AJ Bell expected to reveal profit surge from year of Covid volatility

Manchester-based trading platform business AJ Bell is set to reveal a strong set of numbers when it releases full year results on Thursday.

The business has enjoyed a solid boost from bored armchair investors, stuck at home with little to do as the global pandemic and lockdowns hit.

Bosses have already said that customer numbers grew 27% to 295,305, when it updated the stock market last month, including a 43% jump in direct-to-consumer services

Net inflows rose 28% in the year to the end of September.

But the results on Thursday are expected to add meat to the already juicy bones, with total assets under administration hitting £56.6 billion.

Analysts’ consensus is for revenues in the 12 months to September 30 to hit £121.6 million with pre-tax profits of £45.2 million, based on estimates from five analysts.

This would be a jump of 15% in revenues compared with the £104.9 million recorded a year ago and a rise of  19.9% in pre-tax profits of £37.7 million.

However, bosses may well need to account for the outages from earlier this month, with servers across AJ Bell – and several other brokerage firms – crashing under the weight of demand following recent vaccine announcements.

AJ Bell and others struggled on November 9 following news from the US that the Pfizer BioNTech vaccine offered 90% protection against Covid-19.

At the first vaccine announcement, stock markets around the world soared, with investors hopeful of the global economy restarting.

But armchair – or “retail” – investors were unable to cash in on the news, with servers crashing intermittently.

Investors in AJ Bell will also be hoping to hear more about plans for 2021, as the volatility of this year is unlikely to be replicated to the same extent.

However, scope for some volatility remains – the Brexit transition period coming to an end in January and no deal yet announced; alongside US President Donald Trump’s continued refusal to concede to president-elect Joe Biden.

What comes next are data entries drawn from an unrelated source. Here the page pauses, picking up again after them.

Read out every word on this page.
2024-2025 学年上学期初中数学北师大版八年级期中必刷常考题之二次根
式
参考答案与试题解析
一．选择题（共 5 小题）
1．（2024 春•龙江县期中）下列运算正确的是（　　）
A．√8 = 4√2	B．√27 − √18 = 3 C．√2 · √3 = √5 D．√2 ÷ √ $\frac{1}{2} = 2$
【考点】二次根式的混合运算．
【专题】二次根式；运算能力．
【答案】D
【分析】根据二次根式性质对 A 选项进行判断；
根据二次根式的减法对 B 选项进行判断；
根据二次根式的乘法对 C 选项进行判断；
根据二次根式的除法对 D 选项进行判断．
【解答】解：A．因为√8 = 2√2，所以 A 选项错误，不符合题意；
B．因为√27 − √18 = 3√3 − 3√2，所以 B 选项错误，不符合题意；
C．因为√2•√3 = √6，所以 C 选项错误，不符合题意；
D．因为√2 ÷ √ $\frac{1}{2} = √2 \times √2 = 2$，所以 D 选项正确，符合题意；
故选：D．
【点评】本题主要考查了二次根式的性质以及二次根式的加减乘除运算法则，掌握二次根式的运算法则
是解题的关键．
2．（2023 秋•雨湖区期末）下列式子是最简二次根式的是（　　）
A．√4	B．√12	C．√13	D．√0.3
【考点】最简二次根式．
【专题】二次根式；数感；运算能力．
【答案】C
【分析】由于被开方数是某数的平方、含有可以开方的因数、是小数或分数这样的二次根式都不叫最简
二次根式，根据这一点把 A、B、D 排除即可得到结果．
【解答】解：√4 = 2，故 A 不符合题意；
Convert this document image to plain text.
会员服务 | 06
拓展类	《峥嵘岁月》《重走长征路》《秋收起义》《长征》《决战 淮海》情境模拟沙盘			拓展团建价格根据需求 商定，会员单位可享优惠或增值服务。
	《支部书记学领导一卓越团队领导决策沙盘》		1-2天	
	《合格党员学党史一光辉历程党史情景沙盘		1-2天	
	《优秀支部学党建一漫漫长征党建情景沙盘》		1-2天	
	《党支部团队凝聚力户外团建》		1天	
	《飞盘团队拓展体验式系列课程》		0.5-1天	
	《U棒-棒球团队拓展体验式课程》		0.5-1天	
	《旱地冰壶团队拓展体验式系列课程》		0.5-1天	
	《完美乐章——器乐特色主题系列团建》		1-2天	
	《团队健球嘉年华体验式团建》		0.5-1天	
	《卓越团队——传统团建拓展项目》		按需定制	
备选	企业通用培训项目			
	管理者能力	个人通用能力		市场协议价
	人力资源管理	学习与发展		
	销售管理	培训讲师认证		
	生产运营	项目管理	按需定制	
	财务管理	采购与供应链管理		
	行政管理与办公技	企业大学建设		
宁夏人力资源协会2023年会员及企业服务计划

The company is also expected to talk more about plans around helping savers at a time when the Bank of England has suggested it may introduce negative interest rates for the first time.

Chief executive Andy Bell said last month he had launched a cash savings hub to “help retail investors generate better returns on their cash savings at a time when NS&I and major retail banks have cut their interest rates”.

Shares in AJ Bell have enjoyed a strong surge since the first UK-wide lockdown in March, rising from lows of 246p to 405p on Friday evening, up 64.6%.